SPD Bad Oeynhausen

Gemeinsam für Bad Oeynhausen

Flüchtlingskosten – Bund entlastet den Kreis Herford und die Stadt Bad Oeynhausen um weitere 3.643.856 Euro

Veröffentlicht am 03.10.2015 in Bundespolitik

Berlin/Herford – Bei dem Spitzentreffen zwischen Bund und Ländern zur Asyl- und Flüchtlingspolitik wurde unter anderem vereinbart, dass der Bund seine Soforthilfe an die Kommunen für 2015 um eine weitere Milliarde aufstockt.

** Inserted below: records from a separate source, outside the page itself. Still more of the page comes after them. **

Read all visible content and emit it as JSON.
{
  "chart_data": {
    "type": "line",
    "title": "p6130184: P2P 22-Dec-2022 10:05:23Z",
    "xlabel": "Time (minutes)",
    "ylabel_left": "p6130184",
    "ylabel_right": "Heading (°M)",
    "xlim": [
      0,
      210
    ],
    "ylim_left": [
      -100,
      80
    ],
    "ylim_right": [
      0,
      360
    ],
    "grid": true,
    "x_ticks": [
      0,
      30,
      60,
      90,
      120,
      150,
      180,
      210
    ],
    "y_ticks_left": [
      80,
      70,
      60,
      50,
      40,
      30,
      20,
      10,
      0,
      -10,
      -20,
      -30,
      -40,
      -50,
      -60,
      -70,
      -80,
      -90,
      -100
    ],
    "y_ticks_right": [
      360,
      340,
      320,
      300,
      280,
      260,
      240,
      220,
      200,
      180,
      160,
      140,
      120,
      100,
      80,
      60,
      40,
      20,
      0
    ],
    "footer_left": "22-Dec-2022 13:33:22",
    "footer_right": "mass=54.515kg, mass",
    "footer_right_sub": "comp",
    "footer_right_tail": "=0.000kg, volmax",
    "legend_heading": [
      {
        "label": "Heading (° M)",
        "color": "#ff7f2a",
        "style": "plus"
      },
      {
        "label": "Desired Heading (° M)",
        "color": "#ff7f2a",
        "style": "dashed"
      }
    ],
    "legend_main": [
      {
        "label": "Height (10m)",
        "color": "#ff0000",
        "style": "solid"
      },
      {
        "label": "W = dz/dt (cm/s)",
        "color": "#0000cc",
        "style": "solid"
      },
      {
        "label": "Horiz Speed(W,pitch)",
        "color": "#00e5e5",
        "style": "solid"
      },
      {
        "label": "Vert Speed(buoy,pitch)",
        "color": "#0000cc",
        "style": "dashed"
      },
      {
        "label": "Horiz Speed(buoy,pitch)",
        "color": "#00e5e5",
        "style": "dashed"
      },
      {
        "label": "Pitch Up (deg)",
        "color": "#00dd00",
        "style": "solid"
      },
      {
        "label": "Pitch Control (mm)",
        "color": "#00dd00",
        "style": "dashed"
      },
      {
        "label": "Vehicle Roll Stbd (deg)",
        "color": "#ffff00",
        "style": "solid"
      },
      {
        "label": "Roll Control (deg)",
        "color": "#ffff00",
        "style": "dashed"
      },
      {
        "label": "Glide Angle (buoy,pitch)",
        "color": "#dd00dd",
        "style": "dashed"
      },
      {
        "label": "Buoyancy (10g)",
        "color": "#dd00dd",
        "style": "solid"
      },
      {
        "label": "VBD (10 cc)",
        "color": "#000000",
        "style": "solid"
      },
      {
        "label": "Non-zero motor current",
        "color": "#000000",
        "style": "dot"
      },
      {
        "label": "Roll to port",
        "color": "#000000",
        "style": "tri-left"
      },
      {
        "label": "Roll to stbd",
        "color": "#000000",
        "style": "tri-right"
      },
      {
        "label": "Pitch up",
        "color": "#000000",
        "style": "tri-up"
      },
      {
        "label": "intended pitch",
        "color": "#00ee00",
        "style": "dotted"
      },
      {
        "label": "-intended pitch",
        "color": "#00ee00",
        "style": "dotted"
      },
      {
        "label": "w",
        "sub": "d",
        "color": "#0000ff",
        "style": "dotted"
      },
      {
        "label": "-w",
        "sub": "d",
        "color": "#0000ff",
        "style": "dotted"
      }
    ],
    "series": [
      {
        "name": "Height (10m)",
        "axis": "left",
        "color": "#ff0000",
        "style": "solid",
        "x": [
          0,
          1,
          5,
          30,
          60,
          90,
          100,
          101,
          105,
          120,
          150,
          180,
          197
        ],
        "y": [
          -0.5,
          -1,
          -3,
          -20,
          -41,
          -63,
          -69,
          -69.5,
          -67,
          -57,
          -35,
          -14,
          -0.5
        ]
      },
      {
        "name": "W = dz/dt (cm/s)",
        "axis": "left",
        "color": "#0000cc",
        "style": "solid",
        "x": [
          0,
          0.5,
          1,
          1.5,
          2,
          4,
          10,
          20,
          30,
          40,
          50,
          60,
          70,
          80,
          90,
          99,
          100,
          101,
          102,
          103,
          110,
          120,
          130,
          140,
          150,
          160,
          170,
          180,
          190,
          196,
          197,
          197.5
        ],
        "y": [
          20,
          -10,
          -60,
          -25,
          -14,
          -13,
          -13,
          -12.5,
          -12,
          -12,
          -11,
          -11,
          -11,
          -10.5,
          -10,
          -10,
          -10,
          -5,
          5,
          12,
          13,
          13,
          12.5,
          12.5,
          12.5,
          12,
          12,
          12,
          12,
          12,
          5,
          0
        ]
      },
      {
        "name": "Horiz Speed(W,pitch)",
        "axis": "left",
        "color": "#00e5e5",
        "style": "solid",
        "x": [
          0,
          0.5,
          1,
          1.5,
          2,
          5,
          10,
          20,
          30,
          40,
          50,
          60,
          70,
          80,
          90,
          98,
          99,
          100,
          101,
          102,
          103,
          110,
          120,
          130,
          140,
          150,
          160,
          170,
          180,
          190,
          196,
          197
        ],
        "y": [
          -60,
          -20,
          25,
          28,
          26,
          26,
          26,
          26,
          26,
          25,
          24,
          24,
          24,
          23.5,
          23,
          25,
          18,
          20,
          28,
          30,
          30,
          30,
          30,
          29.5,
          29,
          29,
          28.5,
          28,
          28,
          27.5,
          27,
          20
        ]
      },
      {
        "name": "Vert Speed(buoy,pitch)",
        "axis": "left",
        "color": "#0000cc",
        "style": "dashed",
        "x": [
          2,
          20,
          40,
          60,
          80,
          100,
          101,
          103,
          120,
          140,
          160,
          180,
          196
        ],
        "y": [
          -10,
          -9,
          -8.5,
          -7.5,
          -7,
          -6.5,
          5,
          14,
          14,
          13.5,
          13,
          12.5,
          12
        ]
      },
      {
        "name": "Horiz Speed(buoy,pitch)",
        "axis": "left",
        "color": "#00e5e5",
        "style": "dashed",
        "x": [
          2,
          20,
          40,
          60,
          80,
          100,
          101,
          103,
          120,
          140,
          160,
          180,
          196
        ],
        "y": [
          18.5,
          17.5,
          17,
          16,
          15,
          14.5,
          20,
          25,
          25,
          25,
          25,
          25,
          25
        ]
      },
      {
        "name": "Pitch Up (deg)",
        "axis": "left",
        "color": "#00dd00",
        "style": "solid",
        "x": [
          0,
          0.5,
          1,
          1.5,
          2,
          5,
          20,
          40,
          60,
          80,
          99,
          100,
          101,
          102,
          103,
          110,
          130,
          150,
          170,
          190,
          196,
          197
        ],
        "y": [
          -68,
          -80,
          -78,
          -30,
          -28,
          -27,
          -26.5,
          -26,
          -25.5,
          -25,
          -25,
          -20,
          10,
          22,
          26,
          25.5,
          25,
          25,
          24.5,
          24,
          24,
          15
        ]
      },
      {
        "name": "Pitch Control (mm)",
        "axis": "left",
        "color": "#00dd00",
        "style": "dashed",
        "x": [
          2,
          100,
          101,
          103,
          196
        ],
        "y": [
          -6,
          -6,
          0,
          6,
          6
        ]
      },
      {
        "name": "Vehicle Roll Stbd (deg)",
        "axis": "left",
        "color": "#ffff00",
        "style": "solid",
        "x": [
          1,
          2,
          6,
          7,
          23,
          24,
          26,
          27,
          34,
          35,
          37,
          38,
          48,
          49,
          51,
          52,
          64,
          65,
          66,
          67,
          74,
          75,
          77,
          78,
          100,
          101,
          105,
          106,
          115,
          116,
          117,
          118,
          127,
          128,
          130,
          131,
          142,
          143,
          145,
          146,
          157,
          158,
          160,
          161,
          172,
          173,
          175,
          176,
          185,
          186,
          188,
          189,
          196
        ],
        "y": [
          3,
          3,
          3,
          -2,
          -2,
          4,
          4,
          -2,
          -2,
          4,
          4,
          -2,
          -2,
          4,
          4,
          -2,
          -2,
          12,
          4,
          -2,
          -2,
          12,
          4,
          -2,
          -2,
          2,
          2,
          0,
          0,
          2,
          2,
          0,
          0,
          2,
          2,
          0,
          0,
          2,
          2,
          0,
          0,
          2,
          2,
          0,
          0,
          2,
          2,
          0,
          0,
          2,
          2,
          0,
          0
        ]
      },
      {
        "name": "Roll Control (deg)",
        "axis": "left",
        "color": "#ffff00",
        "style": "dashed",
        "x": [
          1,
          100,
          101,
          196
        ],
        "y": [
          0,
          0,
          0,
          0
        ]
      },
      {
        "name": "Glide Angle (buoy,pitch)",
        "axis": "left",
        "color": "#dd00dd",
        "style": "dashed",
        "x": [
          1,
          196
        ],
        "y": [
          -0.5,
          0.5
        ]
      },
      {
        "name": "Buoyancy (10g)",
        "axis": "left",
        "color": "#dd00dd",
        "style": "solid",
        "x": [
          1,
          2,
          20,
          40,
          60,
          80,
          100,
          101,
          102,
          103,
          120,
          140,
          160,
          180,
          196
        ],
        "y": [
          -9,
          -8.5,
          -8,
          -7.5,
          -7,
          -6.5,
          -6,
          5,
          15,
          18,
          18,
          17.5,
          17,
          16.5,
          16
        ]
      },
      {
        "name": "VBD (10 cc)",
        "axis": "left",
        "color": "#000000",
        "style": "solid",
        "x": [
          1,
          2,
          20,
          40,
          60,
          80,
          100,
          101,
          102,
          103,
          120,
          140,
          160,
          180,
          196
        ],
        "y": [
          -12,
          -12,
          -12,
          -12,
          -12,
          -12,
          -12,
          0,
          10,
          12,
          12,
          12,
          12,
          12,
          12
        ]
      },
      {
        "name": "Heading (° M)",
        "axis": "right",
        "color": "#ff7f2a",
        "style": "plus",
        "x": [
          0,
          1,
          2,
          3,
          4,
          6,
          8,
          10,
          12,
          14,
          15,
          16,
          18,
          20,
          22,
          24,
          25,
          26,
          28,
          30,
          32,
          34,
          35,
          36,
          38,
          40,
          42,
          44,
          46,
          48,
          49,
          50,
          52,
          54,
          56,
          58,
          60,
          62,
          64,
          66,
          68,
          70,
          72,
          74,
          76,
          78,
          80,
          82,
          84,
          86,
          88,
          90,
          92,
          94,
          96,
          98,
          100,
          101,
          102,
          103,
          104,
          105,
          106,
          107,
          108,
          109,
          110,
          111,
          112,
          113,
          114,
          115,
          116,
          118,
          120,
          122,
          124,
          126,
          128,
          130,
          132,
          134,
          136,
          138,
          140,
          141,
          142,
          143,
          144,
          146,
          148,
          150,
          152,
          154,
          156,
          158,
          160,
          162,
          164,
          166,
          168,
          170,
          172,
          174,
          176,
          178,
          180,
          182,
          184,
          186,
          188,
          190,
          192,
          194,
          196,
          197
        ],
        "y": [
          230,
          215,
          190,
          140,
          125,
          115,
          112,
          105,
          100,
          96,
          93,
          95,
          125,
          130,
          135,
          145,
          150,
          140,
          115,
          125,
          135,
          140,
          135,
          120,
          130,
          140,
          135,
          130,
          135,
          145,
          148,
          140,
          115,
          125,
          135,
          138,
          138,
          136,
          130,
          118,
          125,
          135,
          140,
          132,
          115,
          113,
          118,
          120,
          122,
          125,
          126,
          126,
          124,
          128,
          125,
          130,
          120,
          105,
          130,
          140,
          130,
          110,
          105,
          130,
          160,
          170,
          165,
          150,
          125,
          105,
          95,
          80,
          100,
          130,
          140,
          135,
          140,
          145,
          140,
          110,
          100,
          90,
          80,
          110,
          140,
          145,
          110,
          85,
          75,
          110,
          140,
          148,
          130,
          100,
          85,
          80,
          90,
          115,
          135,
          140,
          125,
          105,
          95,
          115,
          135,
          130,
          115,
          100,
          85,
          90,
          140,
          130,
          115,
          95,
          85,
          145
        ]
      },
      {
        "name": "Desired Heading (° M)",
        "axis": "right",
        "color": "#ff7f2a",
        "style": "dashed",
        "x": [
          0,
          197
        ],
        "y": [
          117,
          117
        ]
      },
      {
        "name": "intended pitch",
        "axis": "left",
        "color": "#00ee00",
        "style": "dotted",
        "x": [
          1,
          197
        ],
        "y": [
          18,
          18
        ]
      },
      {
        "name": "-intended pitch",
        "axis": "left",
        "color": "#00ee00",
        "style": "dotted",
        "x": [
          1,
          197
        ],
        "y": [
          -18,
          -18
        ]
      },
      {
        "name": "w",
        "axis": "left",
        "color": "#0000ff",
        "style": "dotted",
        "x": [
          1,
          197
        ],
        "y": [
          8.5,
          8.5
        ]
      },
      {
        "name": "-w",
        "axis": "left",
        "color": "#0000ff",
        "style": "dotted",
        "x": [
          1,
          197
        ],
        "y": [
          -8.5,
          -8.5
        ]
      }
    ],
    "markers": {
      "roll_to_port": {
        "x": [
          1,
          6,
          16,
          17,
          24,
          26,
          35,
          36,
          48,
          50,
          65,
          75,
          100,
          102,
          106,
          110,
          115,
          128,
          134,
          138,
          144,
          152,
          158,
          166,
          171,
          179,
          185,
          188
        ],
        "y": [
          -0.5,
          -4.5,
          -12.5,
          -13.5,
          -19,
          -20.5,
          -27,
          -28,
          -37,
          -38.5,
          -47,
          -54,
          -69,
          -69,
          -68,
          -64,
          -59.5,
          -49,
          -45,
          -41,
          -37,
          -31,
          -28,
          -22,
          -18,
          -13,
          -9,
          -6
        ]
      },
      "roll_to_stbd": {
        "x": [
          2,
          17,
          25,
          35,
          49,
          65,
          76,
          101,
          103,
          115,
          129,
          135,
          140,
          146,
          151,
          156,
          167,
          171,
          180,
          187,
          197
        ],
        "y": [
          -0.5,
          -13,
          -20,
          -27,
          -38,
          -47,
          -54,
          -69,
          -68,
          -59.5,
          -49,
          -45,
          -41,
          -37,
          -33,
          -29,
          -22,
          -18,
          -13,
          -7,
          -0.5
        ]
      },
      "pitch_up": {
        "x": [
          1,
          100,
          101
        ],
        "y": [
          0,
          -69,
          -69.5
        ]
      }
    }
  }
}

Jetzt liegen aktuelle Zahlen vor: Von den 216 Millionen Euro, die nach Nordrhein-Westfalen fließen, erhält der Kreis Herford 3.063.953 Euro und die Stadt Bad Oeynhausen 579.903 Euro. 

Dazu erklärt der heimische SPD-Bundestagsabgeordnete und Regionalvorsitzende der SPD in OWL Stefan Schwartze: „Das sind  gute Nachrichten für unsere Kommunen! Der Bund reagiert endlich auf die nach wie vor steigenden Zuwanderungszahlen, indem er seine Soforthilfen für 2015 verdoppelt. Diese Entscheidung war längst überfällig.“

Neben der Soforthilfe des Bundes für die Kommunen in 2015, wurden weitere zentrale Beschlüsse zur Asyl- und Flüchtlingspolitik gefasst. Dazu gehören unter anderem auch die Aufstockung der Mittel für den sozialen Wohnungsbau um 500 Millionen Euro, die Beschleunigung von Asylverfahren und der längere Verbleib in Erstaufnahmeeinrichtungen.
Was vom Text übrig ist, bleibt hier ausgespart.